A sly expression lit up his eyes. “Now that would be telling.”
“You’d make me ever so happy if you explained its meaning.”
“That is a stylized spiral galaxy surrounded by stars, but tell no one.”
“Does it symbolize something important? An event in your life, perhaps?”
Malter giggled.
“It represents an alliance of star systems. Can’t you tell?”
“I’m not as smart as you are, Alasdair, so please humor me. Is this alliance of stars an organization or an idea?”
“Oh, it stopped being just an idea months ago. You’ll find out soon enough. We’re growing.” He chortled with pleasure.
“I’d rather find out now. Tell me about this organization. Does it have a name?”
His eyes narrowed while his lips pursed as if he was about to reveal the secret of eternal life.
“It’s called the Democratic Stars Alliance.”
She glanced up at Decker who shook his head.
“What is its goal?”
“To rid Commonwealth worlds of their plutocratic rulers and bring humanity together as one big family, without the regressive sovereign star systems nonsense.”

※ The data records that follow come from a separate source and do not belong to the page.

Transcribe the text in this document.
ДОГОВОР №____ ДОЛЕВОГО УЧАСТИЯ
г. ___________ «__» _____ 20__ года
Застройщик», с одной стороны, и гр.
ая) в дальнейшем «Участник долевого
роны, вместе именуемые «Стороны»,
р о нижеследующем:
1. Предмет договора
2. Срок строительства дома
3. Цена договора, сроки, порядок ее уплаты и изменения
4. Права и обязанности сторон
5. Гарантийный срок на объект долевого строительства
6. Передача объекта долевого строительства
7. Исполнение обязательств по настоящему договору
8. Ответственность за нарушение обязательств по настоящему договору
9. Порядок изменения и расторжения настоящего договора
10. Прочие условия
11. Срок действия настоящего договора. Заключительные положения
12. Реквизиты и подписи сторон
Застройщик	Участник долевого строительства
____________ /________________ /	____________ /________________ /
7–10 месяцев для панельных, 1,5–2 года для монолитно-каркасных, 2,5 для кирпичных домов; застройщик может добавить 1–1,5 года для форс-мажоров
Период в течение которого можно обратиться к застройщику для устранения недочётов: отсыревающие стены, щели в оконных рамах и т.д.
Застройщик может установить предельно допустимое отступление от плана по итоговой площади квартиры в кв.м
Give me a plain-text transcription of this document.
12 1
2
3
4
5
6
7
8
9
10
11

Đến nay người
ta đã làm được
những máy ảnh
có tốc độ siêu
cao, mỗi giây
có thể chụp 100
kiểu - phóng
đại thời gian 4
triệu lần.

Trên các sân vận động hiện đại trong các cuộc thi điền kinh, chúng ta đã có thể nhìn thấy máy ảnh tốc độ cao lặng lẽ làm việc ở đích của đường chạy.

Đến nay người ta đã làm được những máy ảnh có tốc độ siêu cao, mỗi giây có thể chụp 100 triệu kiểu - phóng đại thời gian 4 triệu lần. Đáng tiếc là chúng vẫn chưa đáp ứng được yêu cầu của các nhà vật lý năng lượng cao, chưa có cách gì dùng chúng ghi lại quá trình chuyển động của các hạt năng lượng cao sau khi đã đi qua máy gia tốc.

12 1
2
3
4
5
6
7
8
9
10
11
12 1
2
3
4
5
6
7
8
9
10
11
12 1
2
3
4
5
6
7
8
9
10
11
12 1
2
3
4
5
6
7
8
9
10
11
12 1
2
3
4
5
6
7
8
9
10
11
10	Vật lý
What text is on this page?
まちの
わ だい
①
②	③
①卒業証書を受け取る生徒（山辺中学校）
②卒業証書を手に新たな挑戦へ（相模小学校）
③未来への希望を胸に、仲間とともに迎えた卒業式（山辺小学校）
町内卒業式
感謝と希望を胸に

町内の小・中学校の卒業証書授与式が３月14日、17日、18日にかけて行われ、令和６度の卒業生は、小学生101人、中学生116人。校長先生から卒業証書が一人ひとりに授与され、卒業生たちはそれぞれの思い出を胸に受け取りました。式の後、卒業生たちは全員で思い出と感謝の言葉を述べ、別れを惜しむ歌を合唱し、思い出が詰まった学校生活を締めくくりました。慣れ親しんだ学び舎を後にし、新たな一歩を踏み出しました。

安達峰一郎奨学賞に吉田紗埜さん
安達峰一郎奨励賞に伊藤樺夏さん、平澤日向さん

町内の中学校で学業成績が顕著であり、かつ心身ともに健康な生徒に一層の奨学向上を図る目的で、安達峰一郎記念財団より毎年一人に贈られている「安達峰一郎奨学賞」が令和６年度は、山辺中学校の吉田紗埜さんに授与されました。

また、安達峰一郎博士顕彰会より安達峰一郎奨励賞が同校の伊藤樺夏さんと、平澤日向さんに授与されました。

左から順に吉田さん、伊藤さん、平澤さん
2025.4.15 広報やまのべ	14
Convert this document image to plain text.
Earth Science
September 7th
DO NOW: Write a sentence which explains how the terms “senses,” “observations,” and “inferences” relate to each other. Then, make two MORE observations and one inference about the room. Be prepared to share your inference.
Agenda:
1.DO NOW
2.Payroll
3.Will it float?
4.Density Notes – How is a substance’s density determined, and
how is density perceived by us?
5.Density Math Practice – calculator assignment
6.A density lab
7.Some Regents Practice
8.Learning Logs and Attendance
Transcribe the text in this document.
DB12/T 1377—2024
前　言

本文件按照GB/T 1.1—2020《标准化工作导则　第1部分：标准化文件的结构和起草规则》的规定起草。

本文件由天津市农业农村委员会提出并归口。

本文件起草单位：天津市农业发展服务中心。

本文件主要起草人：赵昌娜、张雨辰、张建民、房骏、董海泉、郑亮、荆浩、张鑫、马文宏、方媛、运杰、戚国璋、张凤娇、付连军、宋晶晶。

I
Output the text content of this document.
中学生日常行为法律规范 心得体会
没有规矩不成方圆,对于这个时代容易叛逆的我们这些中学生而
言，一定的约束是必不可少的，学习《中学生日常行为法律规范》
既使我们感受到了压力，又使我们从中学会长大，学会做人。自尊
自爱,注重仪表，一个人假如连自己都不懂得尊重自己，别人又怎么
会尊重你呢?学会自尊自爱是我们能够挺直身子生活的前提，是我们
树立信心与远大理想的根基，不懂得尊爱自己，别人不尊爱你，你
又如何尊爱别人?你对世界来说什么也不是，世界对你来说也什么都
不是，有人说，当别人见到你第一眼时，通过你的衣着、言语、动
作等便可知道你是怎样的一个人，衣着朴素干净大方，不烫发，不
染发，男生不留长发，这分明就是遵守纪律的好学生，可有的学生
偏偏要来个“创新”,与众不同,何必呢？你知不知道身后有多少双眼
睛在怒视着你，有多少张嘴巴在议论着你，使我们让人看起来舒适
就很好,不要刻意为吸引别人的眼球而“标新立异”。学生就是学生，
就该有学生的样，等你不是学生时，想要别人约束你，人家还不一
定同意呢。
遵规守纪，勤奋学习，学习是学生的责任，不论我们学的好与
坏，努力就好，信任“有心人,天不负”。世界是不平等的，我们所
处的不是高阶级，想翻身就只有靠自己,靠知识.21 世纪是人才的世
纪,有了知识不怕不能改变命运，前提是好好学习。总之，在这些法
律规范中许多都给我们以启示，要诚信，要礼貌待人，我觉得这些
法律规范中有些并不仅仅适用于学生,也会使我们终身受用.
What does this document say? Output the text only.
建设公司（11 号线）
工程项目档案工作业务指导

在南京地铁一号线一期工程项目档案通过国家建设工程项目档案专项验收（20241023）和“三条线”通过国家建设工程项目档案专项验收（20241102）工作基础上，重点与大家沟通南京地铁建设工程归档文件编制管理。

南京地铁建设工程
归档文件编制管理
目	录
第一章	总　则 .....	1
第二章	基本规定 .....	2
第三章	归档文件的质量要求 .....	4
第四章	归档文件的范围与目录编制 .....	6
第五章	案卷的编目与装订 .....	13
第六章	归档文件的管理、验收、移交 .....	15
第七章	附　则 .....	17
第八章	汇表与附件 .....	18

“Sounds like a noble endeavor. Who were you meeting here on behalf of the Democratic Stars Alliance?”
“Gustav Kerlin, the leader of the Freedom Collective.”
“Why were you sent to meet with Gustav Kerlin?”
“The Democratic Stars Alliance wants his organization to join it.”
Talyn saw Decker gaze out the window from the corner of her eyes but kept watching Malter. When he turned back, she glanced up and saw his fingers dance in the sign language taught to Naval Intelligence field operatives.
Police outside. Looking for source of encrypted transmission? Your communicator’s disabled? Mine is.
She nodded once.
“Why does the Democratic Stars Alliance wish to absorb Kerlin’s Freedom Collective?”
“So that our movement establishes a strong presence on Mission Colony.”
“And once it’s done so, what happens?”
“We take control. Just as we will elsewhere in the sector.” Malter giggled again. “And beyond.”
“Did you meet only with Kerlin or were there others?”